The hf#677 chain (PRs #756-#760) gets us 1.95× on Mac via a CPU shader worker pool, ring-buffered pipelining, and a hybrid layered/parallel capture path. The remaining ceiling is the per-pixel JS blend itself — scalar f64 math in v8. On any host with a real GPU (Mac/Metal, Linux/Vulkan, Windows/D3D), moving the blend to the GPU via Dawn should drop blend wall-time on a 854×480 rgb48le frame from ~150–910 ms (depending on shader complexity) to a few ms.

HeadlessExperimental.beginFrame is structurally Mac-unavailable (crbug.com/40656275); native WebGPU is the next-best Mac-viable lever — see #787 / the reference_beginframe_mac_structural_limit.md memo.

Dawn package choice

webgpu@0.4.0 (dawn-gpu/node-webgpu, maintained by Dawn upstream — Corentin Wallez, Kai Ninomiya, etc.).
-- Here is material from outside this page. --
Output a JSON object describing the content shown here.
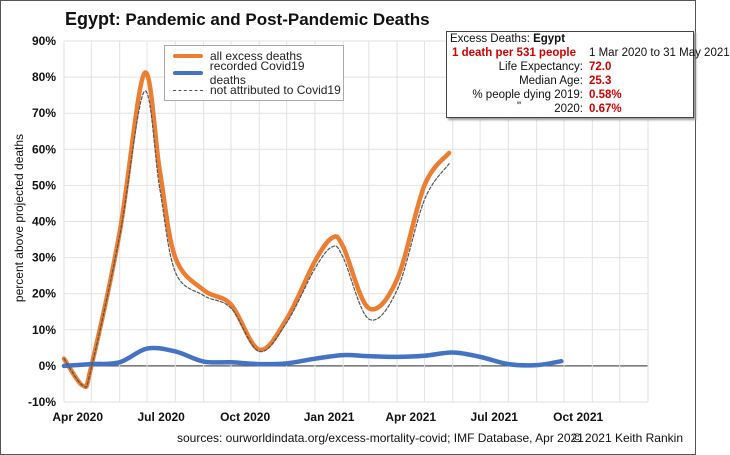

Picked because:

  • It ships a darwin-universal.dawn.node prebuilt that targets Apple Metal directly (no source build, no rosetta).
  • Linux x64/arm64 Vulkan + Windows x64 D3D prebuilts ship in the same package.
  • Maintained by Dawn upstream — the canonical Node binding.
  • Verified locally that the package loads on Linux x64; adapter init returns null in the sandbox (no Vulkan driver) and the worker transparently falls back to the existing CPU path.

The earlier 2026-05-12 Dawn spike concluded "no GPU available" on the Linux sandbox; this PR is the re-spike with Mac as the primary target.

Flag

--gpu-shader-blend on the CLI, or HF_DAWN_WEBGPU=1 in the environment. There's also HF_DAWN_FORCE_FAIL=1 for testing the fallback engages cleanly.

What changed

  • packages/producer/src/services/shaderTransitionGpu.ts (NEW) — compositor: dynamic-imports webgpu, requests adapter + device, compiles WGSL per supported transition, manages per-size GPU resources, dispatches blends, reads back to rgb48le. Returns structured init failures rather than throwing.
  • packages/producer/src/services/shaderTransitionWorker.ts — augmented: first message under HF_DAWN_WEBGPU=1 triggers a one-time GPU probe; supported shaders run on the GPU thereafter; everything else falls through to the existing TRANSITIONS[shader] ?? crossfade CPU path with zero behavior change. Mid-render GPU failure disables the GPU path and falls back.
  • packages/cli/src/commands/render.ts--gpu-shader-blend flag sets the env var before pool spawn.
  • packages/producer/build.mjs + packages/cli/tsup.config.tswebgpu marked external (70+ MB native binary, must not be bundled).
  • packages/producer/package.json + packages/cli/package.jsonwebgpu@^0.4.0 as optionalDependencies (native binary; feature is opt-in).
  • packages/producer/src/services/shaderTransitionGpu.test.ts (NEW) — 3 vitest tests: HF_DAWN_FORCE_FAIL short-circuit, init never throws, PSNR-vs-CPU ≥ 50dB when an adapter is available (auto-skipped on no-GPU hosts).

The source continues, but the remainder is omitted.